Children gasp and clap, and even hardened knights pause to watch. And then, silence — the kind that chills before a storm.
Prince Aerion Targaryen steps into the circle of light. Silver hair catches the sun, violet eyes burn with disdain. He does not smile.
"What is this farce?" he asks, voice like a blade dragged slow across stone. "Mockery of my House?"
His words hang heavy in the air. Before anyone can answer, he strides forward, and the stage is no longer {{user}}’s. With a flick of his wrist, the first puppet is torn apart — wood splintering under his boot. Another follows, ripped in half and hurled into the crowd. His companions laugh, jeer, scattering the carved kings and queens like refuse.

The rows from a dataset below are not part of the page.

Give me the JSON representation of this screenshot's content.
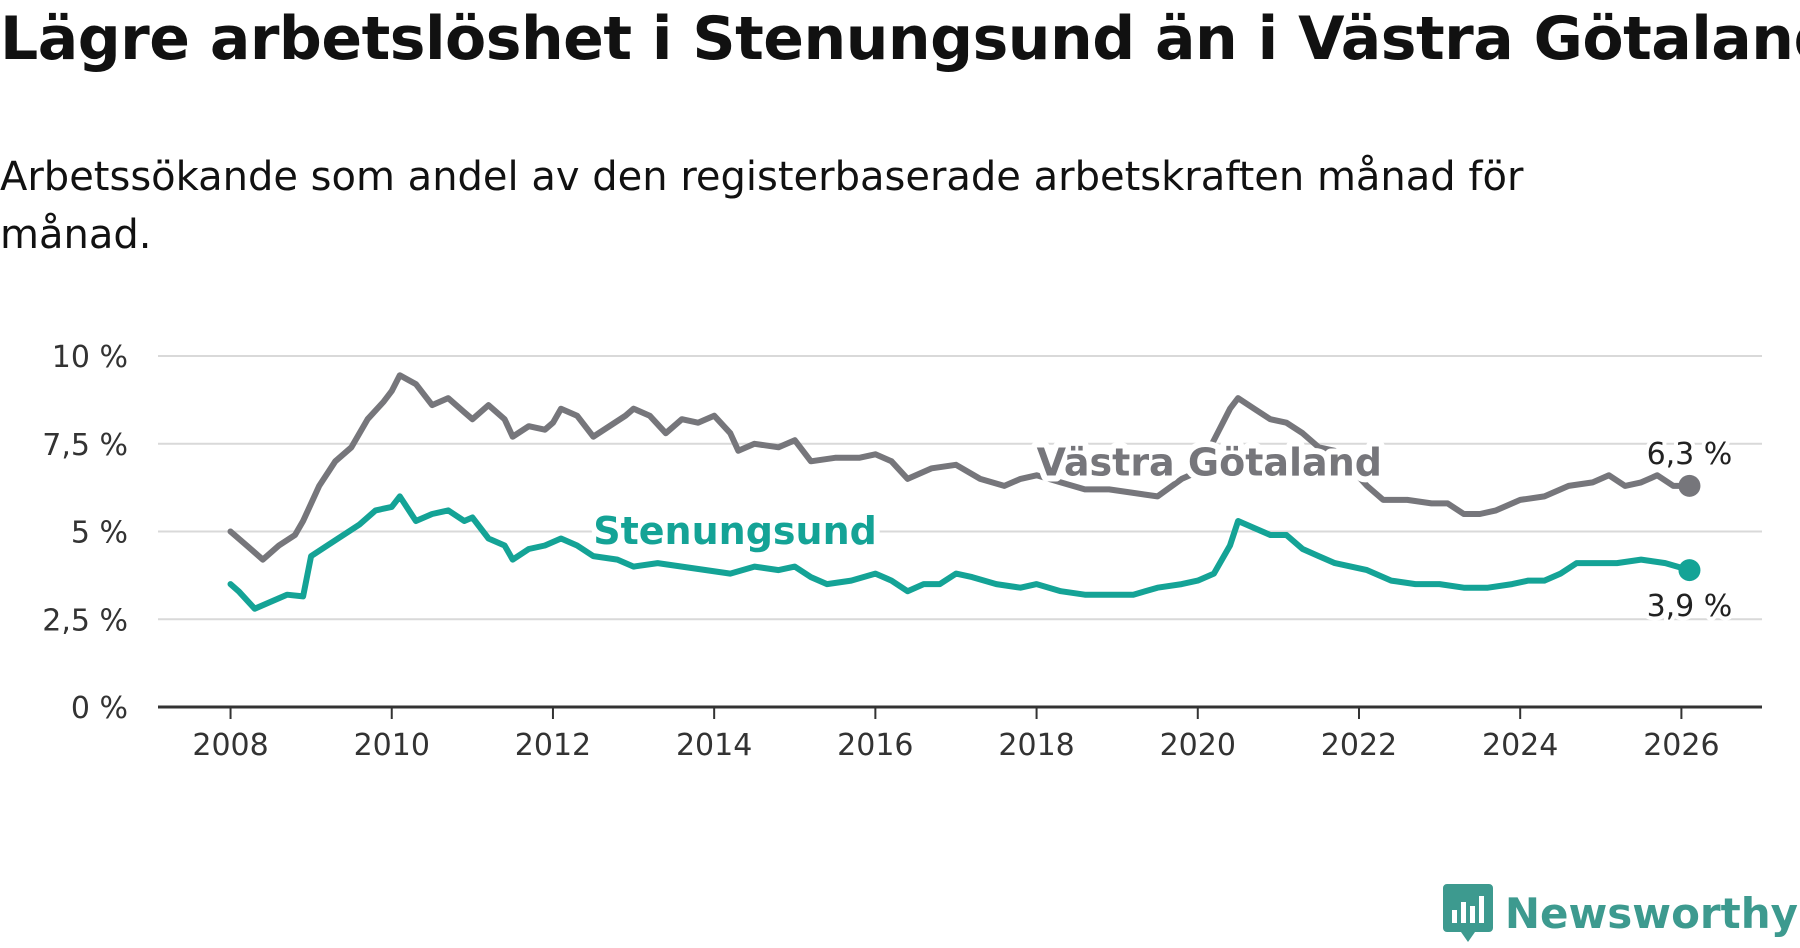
{
  "header": {
    "title": "Lägre arbetslöshet i Stenungsund än i Västra Götaland",
    "subtitle": "Arbetssökande som andel av den registerbaserade arbetskraften månad för månad."
  },
  "brand": {
    "name": "Newsworthy",
    "color": "#3d9a8f",
    "icon": "newsworthy-logo-icon"
  },
  "chart_data": {
    "type": "line",
    "title": "Lägre arbetslöshet i Stenungsund än i Västra Götaland",
    "subtitle": "Arbetssökande som andel av den registerbaserade arbetskraften månad för månad.",
    "xlabel": "",
    "ylabel": "",
    "xlim": [
      2007.1,
      2027.0
    ],
    "ylim": [
      0,
      10
    ],
    "grid": true,
    "x_ticks": [
      2008,
      2010,
      2012,
      2014,
      2016,
      2018,
      2020,
      2022,
      2024,
      2026
    ],
    "x_tick_labels": [
      "2008",
      "2010",
      "2012",
      "2014",
      "2016",
      "2018",
      "2020",
      "2022",
      "2024",
      "2026"
    ],
    "y_ticks": [
      0,
      2.5,
      5,
      7.5,
      10
    ],
    "y_tick_labels": [
      "0 %",
      "2,5 %",
      "5 %",
      "7,5 %",
      "10 %"
    ],
    "series": [
      {
        "name": "Västra Götaland",
        "color": "#76767b",
        "label_anchor": [
          2018.0,
          6.6
        ],
        "end_label": "6,3 %",
        "end_label_position": "above",
        "points": [
          [
            2008.0,
            5.0
          ],
          [
            2008.2,
            4.6
          ],
          [
            2008.4,
            4.2
          ],
          [
            2008.6,
            4.6
          ],
          [
            2008.8,
            4.9
          ],
          [
            2008.9,
            5.3
          ],
          [
            2009.1,
            6.3
          ],
          [
            2009.3,
            7.0
          ],
          [
            2009.5,
            7.4
          ],
          [
            2009.7,
            8.2
          ],
          [
            2009.9,
            8.7
          ],
          [
            2010.0,
            9.0
          ],
          [
            2010.1,
            9.45
          ],
          [
            2010.3,
            9.2
          ],
          [
            2010.5,
            8.6
          ],
          [
            2010.7,
            8.8
          ],
          [
            2010.9,
            8.4
          ],
          [
            2011.0,
            8.2
          ],
          [
            2011.2,
            8.6
          ],
          [
            2011.4,
            8.2
          ],
          [
            2011.5,
            7.7
          ],
          [
            2011.7,
            8.0
          ],
          [
            2011.9,
            7.9
          ],
          [
            2012.0,
            8.1
          ],
          [
            2012.1,
            8.5
          ],
          [
            2012.3,
            8.3
          ],
          [
            2012.5,
            7.7
          ],
          [
            2012.7,
            8.0
          ],
          [
            2012.9,
            8.3
          ],
          [
            2013.0,
            8.5
          ],
          [
            2013.2,
            8.3
          ],
          [
            2013.4,
            7.8
          ],
          [
            2013.6,
            8.2
          ],
          [
            2013.8,
            8.1
          ],
          [
            2014.0,
            8.3
          ],
          [
            2014.2,
            7.8
          ],
          [
            2014.3,
            7.3
          ],
          [
            2014.5,
            7.5
          ],
          [
            2014.8,
            7.4
          ],
          [
            2015.0,
            7.6
          ],
          [
            2015.2,
            7.0
          ],
          [
            2015.5,
            7.1
          ],
          [
            2015.8,
            7.1
          ],
          [
            2016.0,
            7.2
          ],
          [
            2016.2,
            7.0
          ],
          [
            2016.4,
            6.5
          ],
          [
            2016.7,
            6.8
          ],
          [
            2017.0,
            6.9
          ],
          [
            2017.3,
            6.5
          ],
          [
            2017.6,
            6.3
          ],
          [
            2017.8,
            6.5
          ],
          [
            2018.0,
            6.6
          ],
          [
            2018.3,
            6.4
          ],
          [
            2018.6,
            6.2
          ],
          [
            2018.9,
            6.2
          ],
          [
            2019.2,
            6.1
          ],
          [
            2019.5,
            6.0
          ],
          [
            2019.8,
            6.5
          ],
          [
            2020.0,
            6.7
          ],
          [
            2020.2,
            7.6
          ],
          [
            2020.4,
            8.5
          ],
          [
            2020.5,
            8.8
          ],
          [
            2020.7,
            8.5
          ],
          [
            2020.9,
            8.2
          ],
          [
            2021.1,
            8.1
          ],
          [
            2021.3,
            7.8
          ],
          [
            2021.5,
            7.4
          ],
          [
            2021.7,
            7.3
          ],
          [
            2021.9,
            6.8
          ],
          [
            2022.1,
            6.3
          ],
          [
            2022.3,
            5.9
          ],
          [
            2022.6,
            5.9
          ],
          [
            2022.9,
            5.8
          ],
          [
            2023.1,
            5.8
          ],
          [
            2023.3,
            5.5
          ],
          [
            2023.5,
            5.5
          ],
          [
            2023.7,
            5.6
          ],
          [
            2024.0,
            5.9
          ],
          [
            2024.3,
            6.0
          ],
          [
            2024.6,
            6.3
          ],
          [
            2024.9,
            6.4
          ],
          [
            2025.1,
            6.6
          ],
          [
            2025.3,
            6.3
          ],
          [
            2025.5,
            6.4
          ],
          [
            2025.7,
            6.6
          ],
          [
            2025.9,
            6.3
          ],
          [
            2026.1,
            6.3
          ]
        ]
      },
      {
        "name": "Stenungsund",
        "color": "#14a396",
        "label_anchor": [
          2012.5,
          4.65
        ],
        "end_label": "3,9 %",
        "end_label_position": "below",
        "points": [
          [
            2008.0,
            3.5
          ],
          [
            2008.1,
            3.3
          ],
          [
            2008.3,
            2.8
          ],
          [
            2008.5,
            3.0
          ],
          [
            2008.7,
            3.2
          ],
          [
            2008.9,
            3.15
          ],
          [
            2009.0,
            4.3
          ],
          [
            2009.2,
            4.6
          ],
          [
            2009.4,
            4.9
          ],
          [
            2009.6,
            5.2
          ],
          [
            2009.8,
            5.6
          ],
          [
            2010.0,
            5.7
          ],
          [
            2010.1,
            6.0
          ],
          [
            2010.3,
            5.3
          ],
          [
            2010.5,
            5.5
          ],
          [
            2010.7,
            5.6
          ],
          [
            2010.9,
            5.3
          ],
          [
            2011.0,
            5.4
          ],
          [
            2011.2,
            4.8
          ],
          [
            2011.4,
            4.6
          ],
          [
            2011.5,
            4.2
          ],
          [
            2011.7,
            4.5
          ],
          [
            2011.9,
            4.6
          ],
          [
            2012.1,
            4.8
          ],
          [
            2012.3,
            4.6
          ],
          [
            2012.5,
            4.3
          ],
          [
            2012.8,
            4.2
          ],
          [
            2013.0,
            4.0
          ],
          [
            2013.3,
            4.1
          ],
          [
            2013.6,
            4.0
          ],
          [
            2013.9,
            3.9
          ],
          [
            2014.2,
            3.8
          ],
          [
            2014.5,
            4.0
          ],
          [
            2014.8,
            3.9
          ],
          [
            2015.0,
            4.0
          ],
          [
            2015.2,
            3.7
          ],
          [
            2015.4,
            3.5
          ],
          [
            2015.7,
            3.6
          ],
          [
            2016.0,
            3.8
          ],
          [
            2016.2,
            3.6
          ],
          [
            2016.4,
            3.3
          ],
          [
            2016.6,
            3.5
          ],
          [
            2016.8,
            3.5
          ],
          [
            2017.0,
            3.8
          ],
          [
            2017.2,
            3.7
          ],
          [
            2017.5,
            3.5
          ],
          [
            2017.8,
            3.4
          ],
          [
            2018.0,
            3.5
          ],
          [
            2018.3,
            3.3
          ],
          [
            2018.6,
            3.2
          ],
          [
            2018.9,
            3.2
          ],
          [
            2019.2,
            3.2
          ],
          [
            2019.5,
            3.4
          ],
          [
            2019.8,
            3.5
          ],
          [
            2020.0,
            3.6
          ],
          [
            2020.2,
            3.8
          ],
          [
            2020.4,
            4.6
          ],
          [
            2020.5,
            5.3
          ],
          [
            2020.7,
            5.1
          ],
          [
            2020.9,
            4.9
          ],
          [
            2021.1,
            4.9
          ],
          [
            2021.3,
            4.5
          ],
          [
            2021.5,
            4.3
          ],
          [
            2021.7,
            4.1
          ],
          [
            2021.9,
            4.0
          ],
          [
            2022.1,
            3.9
          ],
          [
            2022.4,
            3.6
          ],
          [
            2022.7,
            3.5
          ],
          [
            2023.0,
            3.5
          ],
          [
            2023.3,
            3.4
          ],
          [
            2023.6,
            3.4
          ],
          [
            2023.9,
            3.5
          ],
          [
            2024.1,
            3.6
          ],
          [
            2024.3,
            3.6
          ],
          [
            2024.5,
            3.8
          ],
          [
            2024.7,
            4.1
          ],
          [
            2025.0,
            4.1
          ],
          [
            2025.2,
            4.1
          ],
          [
            2025.5,
            4.2
          ],
          [
            2025.8,
            4.1
          ],
          [
            2026.1,
            3.9
          ]
        ]
      }
    ]
  }
}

"Wood and string," Aerion sneers, flinging the broken pieces to the dirt. "That’s all dragons are to you. That’s all we are." His gaze cuts to {{user}} like a lash. "And you — what are you? A petty whore with dancing dolls, selling lies for coin?"

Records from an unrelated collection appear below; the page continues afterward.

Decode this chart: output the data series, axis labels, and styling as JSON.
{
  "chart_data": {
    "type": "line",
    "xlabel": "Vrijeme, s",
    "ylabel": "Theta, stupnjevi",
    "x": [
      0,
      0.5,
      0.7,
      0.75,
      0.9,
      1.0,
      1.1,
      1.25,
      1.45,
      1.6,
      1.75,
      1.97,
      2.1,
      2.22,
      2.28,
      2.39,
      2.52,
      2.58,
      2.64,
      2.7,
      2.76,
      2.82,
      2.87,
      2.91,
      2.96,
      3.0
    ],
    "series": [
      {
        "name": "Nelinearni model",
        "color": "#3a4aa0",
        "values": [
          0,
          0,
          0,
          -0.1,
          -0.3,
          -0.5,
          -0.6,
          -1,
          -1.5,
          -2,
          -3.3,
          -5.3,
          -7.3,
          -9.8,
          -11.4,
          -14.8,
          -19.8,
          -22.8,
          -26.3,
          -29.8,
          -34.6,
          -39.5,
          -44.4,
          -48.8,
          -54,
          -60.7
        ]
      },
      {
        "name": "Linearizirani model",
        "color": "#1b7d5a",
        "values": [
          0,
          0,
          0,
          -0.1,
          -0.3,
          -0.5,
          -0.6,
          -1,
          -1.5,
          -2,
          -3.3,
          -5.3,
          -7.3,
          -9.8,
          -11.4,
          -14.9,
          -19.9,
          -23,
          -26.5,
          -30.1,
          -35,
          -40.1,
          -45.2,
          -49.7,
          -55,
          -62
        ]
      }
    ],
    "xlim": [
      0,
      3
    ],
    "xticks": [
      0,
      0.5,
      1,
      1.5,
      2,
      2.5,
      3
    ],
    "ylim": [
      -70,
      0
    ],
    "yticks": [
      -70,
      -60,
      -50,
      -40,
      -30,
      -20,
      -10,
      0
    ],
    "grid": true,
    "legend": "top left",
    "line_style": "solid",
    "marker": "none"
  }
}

The words draw an ugly ripple of laughter from the crowd. Heat scorches {{user}}’s cheeks; shame, fury, helplessness — all bloom in the same breath. Aerion steps closer, close enough that his breath ghosts against {{user}}’s skin.
Then his hand arcs through the air.
The slap lands with brutal precision — not a warning, but a sentence. The crack echoes over the meadow, sharp as a whip, and {{user}}’s head snaps to the side, hair falling loose from the force. The crowd gasps as one. Aerion’s hand lingers in the air, trembling — not with regret, but with a shuddering rush of heat and something uglier, hungrier.
His fingers seize {{user}}’s wrist before there’s a chance to step back. The grip is iron, cold and final — the touch of someone who has decided what comes next. "If you believe dragons are made of wood and thread," he breathes, leaning close enough for the words to curl against {{user}}’s skin, "then I will show you what fire truly is."
Aerion yanks {{user}} from the ruined stage, dragging them down from the wooden boards as shards of splintered puppets crunch under their feet. The crowd stares, too stunned to intervene. Laughter and music dissolve into a dull, distant roar behind them, replaced by the thundering of {{user}}’s heartbeat and the hot rasp of Aerion’s breath.
Past the tents, where torchlight fades and shadows twist together, he does not slow.